These US Cities Are Feeling Less Impact From Climate Change In 2023

The increasing number of natural disasters that have taken place in recent years illustrates what an effect the weather can have on people's homes, security, and livelihoods. Across the globe, these disasters amounted to $132 billion in insurance claims in 2022, which is 57% above the average recorded in the 21st century (via Reuters). These events have displaced millions of people across the United States, driving them from their homes as they seek to rebuild in areas that aren't as vulnerable to the impacts of severe weather. Over 1.2 million people throughout the country were forced to move as a result of climate events in 2018 alone, according to U.S. News and World Report. This phenomenon is called "climate migration" and it's having an effect on housing markets everywhere.

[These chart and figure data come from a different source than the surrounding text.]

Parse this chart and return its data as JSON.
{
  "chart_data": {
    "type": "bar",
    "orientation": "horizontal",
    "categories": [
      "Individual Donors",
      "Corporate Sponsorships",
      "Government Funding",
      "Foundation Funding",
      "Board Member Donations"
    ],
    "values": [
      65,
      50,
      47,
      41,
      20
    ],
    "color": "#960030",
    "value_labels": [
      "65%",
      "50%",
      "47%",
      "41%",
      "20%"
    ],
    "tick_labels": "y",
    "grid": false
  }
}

In California, for example, unprecedented drought conditions have produced devastating wildfires, and atmospheric rivers have resulted in flooding and mudslides that have destroyed communities. Hurricane Sandy compelled many people living on the coasts of New York and New Jersey to move inland. Houston was under 60 inches of water from hurricane flooding in 2017, and Hurricane Katrina displaced 455,000 residents from New Orleans in 2005. Residents of cities that are vulnerable to the effects of climate change have begun the process of climate migration. Here are a few of the cities that have attracted their attention.

Climate migration

Jesse Keenan, associate professor of real estate at Tulane University, compiled a list of cities that could prove to be ideal destinations for those who are ready to relocate from disaster-prone areas, according to EcoWatch. Most of the cities on the list are situated in the east and the midwest, far from the risk of hurricanes, wildfires, and drought. The list includes Madison and Milwaukee, Wisconsin; Minneapolis and Duluth, Minnesota; Detroit, Michigan; and Pittsburgh, Pennsylvania. While each of these cities is attractive for its resilience in the face of climate change, it doesn't necessarily mean that each one is ready for an influx of new residents. "In some cases, it's become more of an economic development slogan than the real detailed and robust planning that is going to be necessary to actually make these places a haven from climate change," states Nicholas Rajkovich, a professor at University at Buffalo (via Grist).

Anna Marandi, former National League of Cities program manager of climate resilience and sustainability, offers her thoughts on the potential of these cities to reinvent their status, per EcoWatch. "I see climate migration as an opportunity for these cities to avoid the mistakes of urban sprawl," she explains. "They often have a vibrant, walkable downtown that might just need a little bit of revitalization." It will be interesting to see how a city like Detroit, suffering from economic pressures over the past decade, might start to expand and become prosperous again as a result of climate migration.